Ruling party candidate declared winner of close Albanian vote
- The election for mayor of Albania's capital was closely watched as indicator of stability
- Official results show a ruling-party candidate ousted a three-term opposition chief
- The opposition says it will challenge the results
Tirana, Albania (CNN) -- Albanian authorities Monday declared a winner in a closely watched race for mayor of the Balkan nation's capital, finding a challenger from the ruling party ousted the veteran incumbent by a double-digit margin.
Results from Albania's Central Election Commission gave former Interior Minister Lulzim Basha an 81-vote edge over three-term Tirana Mayor Edi Rama out of nearly 250,000 ballots cast. Rama leads the opposition Socialist Party, while Basha was the candidate of the ruling Democratic Party.
Rama and his allies have raised claims of fraud, and the Socialists are expected to challenge the results through official channels and in the streets, said Fatmir Xhafa, a senior Socialist official.
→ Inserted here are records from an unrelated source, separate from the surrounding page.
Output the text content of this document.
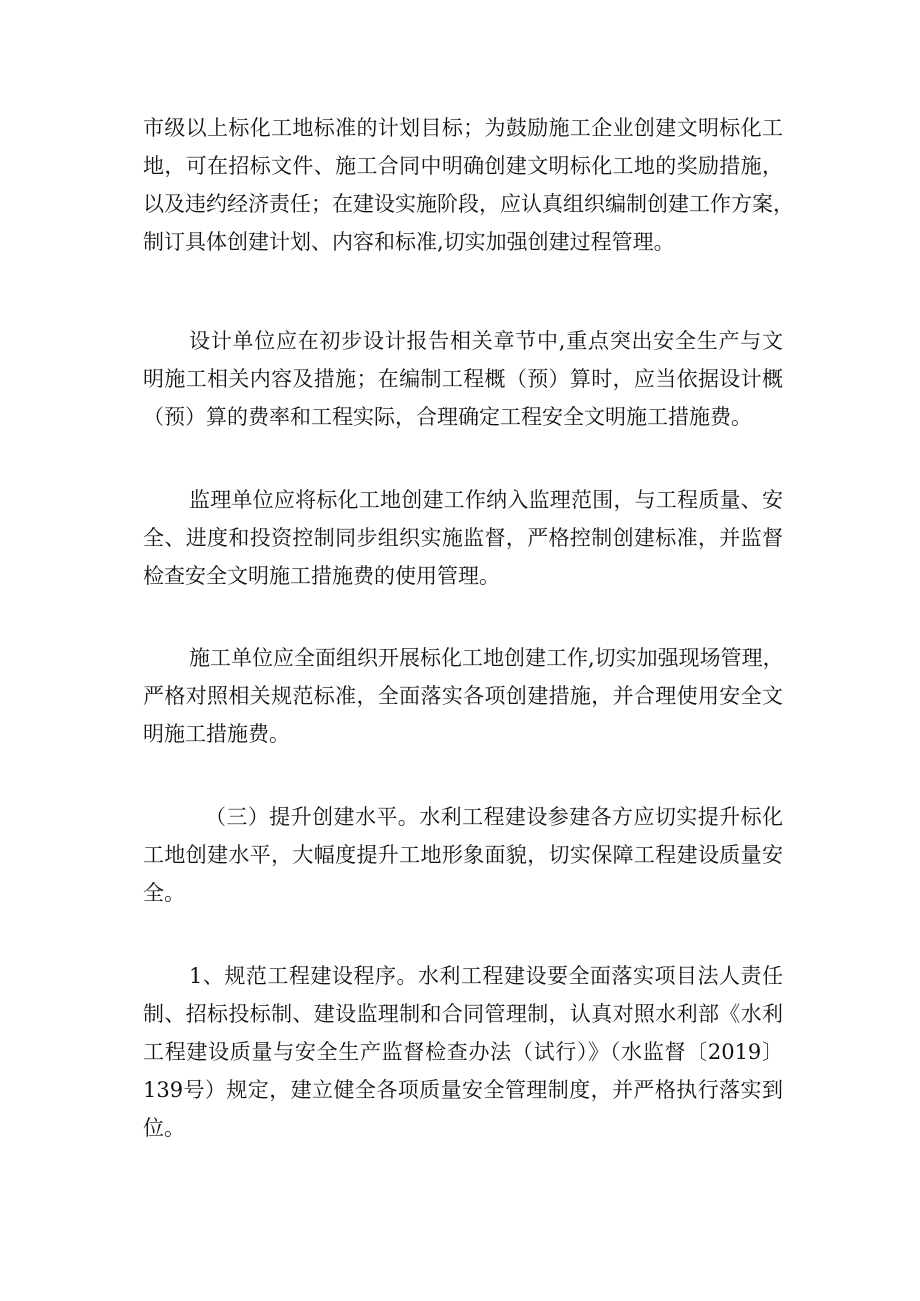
市级以上标化工地标准的计划目标；为鼓励施工企业创建文明标化工
地，可在招标文件、施工合同中明确创建文明标化工地的奖励措施，
以及违约经济责任；在建设实施阶段，应认真组织编制创建工作方案，
制订具体创建计划、内容和标准,切实加强创建过程管理。

设计单位应在初步设计报告相关章节中,重点突出安全生产与文
明施工相关内容及措施；在编制工程概（预）算时，应当依据设计概
（预）算的费率和工程实际，合理确定工程安全文明施工措施费。

监理单位应将标化工地创建工作纳入监理范围，与工程质量、安
全、进度和投资控制同步组织实施监督，严格控制创建标准，并监督
检查安全文明施工措施费的使用管理。

施工单位应全面组织开展标化工地创建工作,切实加强现场管理，
严格对照相关规范标准，全面落实各项创建措施，并合理使用安全文
明施工措施费。

（三）提升创建水平。水利工程建设参建各方应切实提升标化
工地创建水平，大幅度提升工地形象面貌，切实保障工程建设质量安
全。

1、规范工程建设程序。水利工程建设要全面落实项目法人责任
制、招标投标制、建设监理制和合同管理制，认真对照水利部《水利
工程建设质量与安全生产监督检查办法（试行）》（水监督〔2019〕
139号）规定，建立健全各项质量安全管理制度，并严格执行落实到
位。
"We are going into a dictatorship, and the protests against a dictatorship would be only the calmer part," Xhafa said.
Official challenges could drag out until July, said Leonard Olli, an election commission spokesman.
The vote was seen as an indicator of stability in Albania, long an isolated Stalinist enclave in southeastern Europe. The contest sparked protests in Tirana and other towns last week, when the electoral commission found Rama held a 10-vote lead.
Socialist supporters clashed with police outside the commission's headquarters and tried to force their way into the building, only to be pushed back by police.
Albania abandoned Communism in the 1990s, but its path to democracy has been bumpy. Past elections have been criticized as being neither free nor fair, and about 300 international monitors and observers were on hand for this year's vote -- a test of whether Albania was ready to join the European Union.
Rama has accused the ruling Democrats of corruption and demanded the resignation of Prime Minister Sal Berisha, whom the Socialists accuse of rigging the 2009 elections. Four people died in clashes with police outside Berisha's office in January, deaths that each side blamed on the other.